Un programma diffuso: perché le università hanno aderito
La rete di atenei aderenti ha trasformato l’iniziativa in una campagna diffusa: dalle aule universitarie ai cortili, passando per gli spazi di discussione pubblica, l’iniziativa ha raggiunto giovani dottorandi, studenti e docenti. Per molti rettori e rappresentanti accademici l’adesione è stata una presa di posizione sul valore della libertà di studio e sul dovere delle istituzioni di proteggere chi fa ricerca. Questo coinvolgimento è stato letto da più parti come un segnale della volontà del mondo universitario di schierarsi a favore della tutela dei diritti e della dignità di chi svolge attività scientifica.
Ruolo organizzativo e pedagogico
Gli eventi sono stati spesso organizzati da scuole di dottorato, consulte giovanili e uffici per la terza missione, con l’intento di favorire il dialogo intergenerazionale e di tradurre la memoria in percorsi didattici e formativi.

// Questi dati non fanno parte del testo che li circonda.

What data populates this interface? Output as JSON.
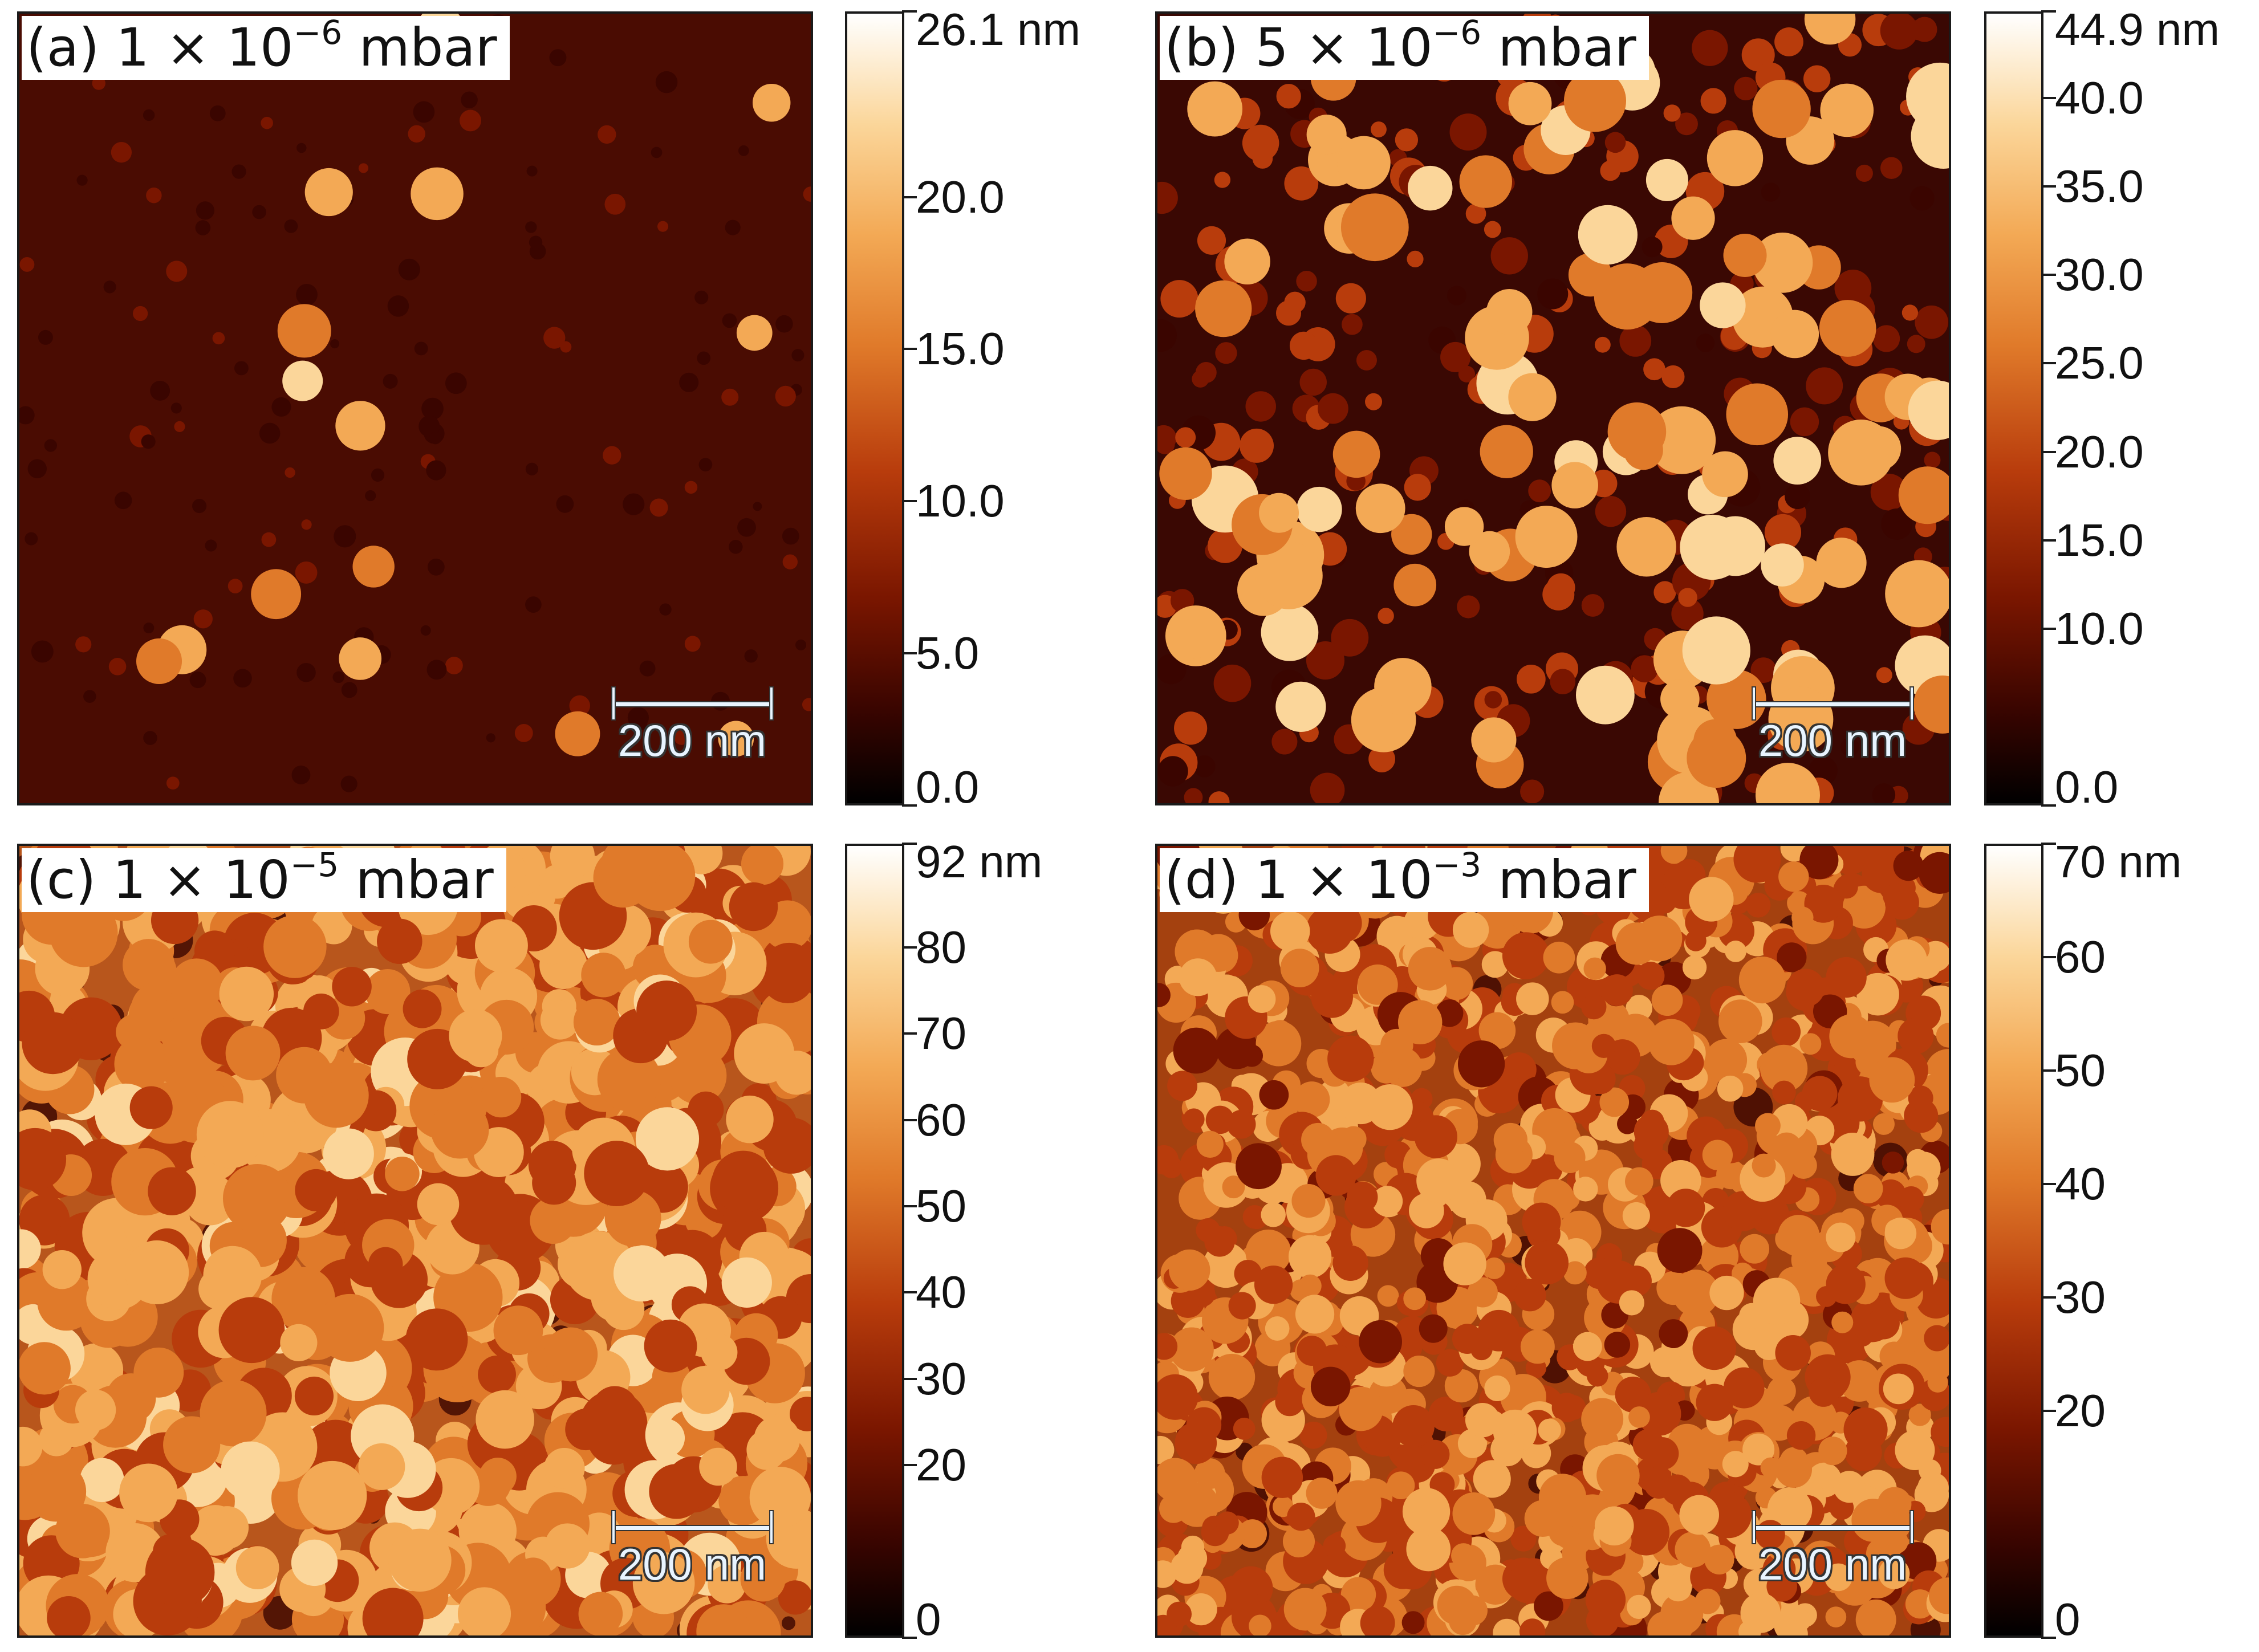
{
  "panels": [
    {
      "label_prefix": "(a)  1 × 10",
      "exponent": "−6",
      "label_suffix": " mbar",
      "scale_bar": "200 nm",
      "colorbar": {
        "max_label": "26.1 nm",
        "ticks": [
          "20.0",
          "15.0",
          "10.0",
          "5.0",
          "0.0"
        ],
        "max": 26.1,
        "tick_values": [
          20,
          15,
          10,
          5,
          0
        ]
      }
    },
    {
      "label_prefix": "(b)  5 × 10",
      "exponent": "−6",
      "label_suffix": " mbar",
      "scale_bar": "200 nm",
      "colorbar": {
        "max_label": "44.9 nm",
        "ticks": [
          "40.0",
          "35.0",
          "30.0",
          "25.0",
          "20.0",
          "15.0",
          "10.0",
          "0.0"
        ],
        "max": 44.9,
        "tick_values": [
          40,
          35,
          30,
          25,
          20,
          15,
          10,
          0
        ]
      }
    },
    {
      "label_prefix": "(c)  1 × 10",
      "exponent": "−5",
      "label_suffix": " mbar",
      "scale_bar": "200 nm",
      "colorbar": {
        "max_label": "92 nm",
        "ticks": [
          "80",
          "70",
          "60",
          "50",
          "40",
          "30",
          "20",
          "0"
        ],
        "max": 92,
        "tick_values": [
          80,
          70,
          60,
          50,
          40,
          30,
          20,
          0
        ]
      }
    },
    {
      "label_prefix": "(d)  1 × 10",
      "exponent": "−3",
      "label_suffix": " mbar",
      "scale_bar": "200 nm",
      "colorbar": {
        "max_label": "70 nm",
        "ticks": [
          "60",
          "50",
          "40",
          "30",
          "20",
          "0"
        ],
        "max": 70,
        "tick_values": [
          60,
          50,
          40,
          30,
          20,
          0
        ]
      }
    }
  ],
  "colormap": [
    "#000000",
    "#3a0500",
    "#7a1600",
    "#b83c0c",
    "#e07a2a",
    "#f3a955",
    "#fbd69a",
    "#ffffff"
  ]
}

In diversi atenei si sono svolti anche dibattiti che hanno coinvolto sociologi, giuristi e rappresentanti delle associazioni studentesche, per analizzare il significato di responsabilità accademica e per proporre pratiche di tutela per ricercatrici e ricercatori in contesti a rischio.
Il valore civico della memoria
Al di là degli schieramenti, l’accostamento tra proiezioni, testimonianze e discussioni pubbliche ha richiamato la comunità universitaria a una scelta di campo: quella della difesa della verità come bene comune. Come hanno osservato molti partecipanti, ricordare significa anche trasformare la memoria in azioni concrete a tutela della libertà di espressione e del pensiero critico. In questo senso, le iniziative svolte nelle università sono state concepite come tappe di un percorso nazionale che mira non solo a mantenere viva l’attenzione sul caso Regeni, ma anche a rafforzare la cultura della responsabilità collettiva.
La ripetizione delle proiezioni e la partecipazione diffusa testimoniano che, anche dopo anni dalla tragedia, la comunità accademica continua a considerare la vicenda non come un episodio isolato ma come un monito permanente: difendere la libertà di ricerca è una scelta che riguarda tutti, e le università possono svolgere un ruolo centrale nel tener viva questa responsabilità.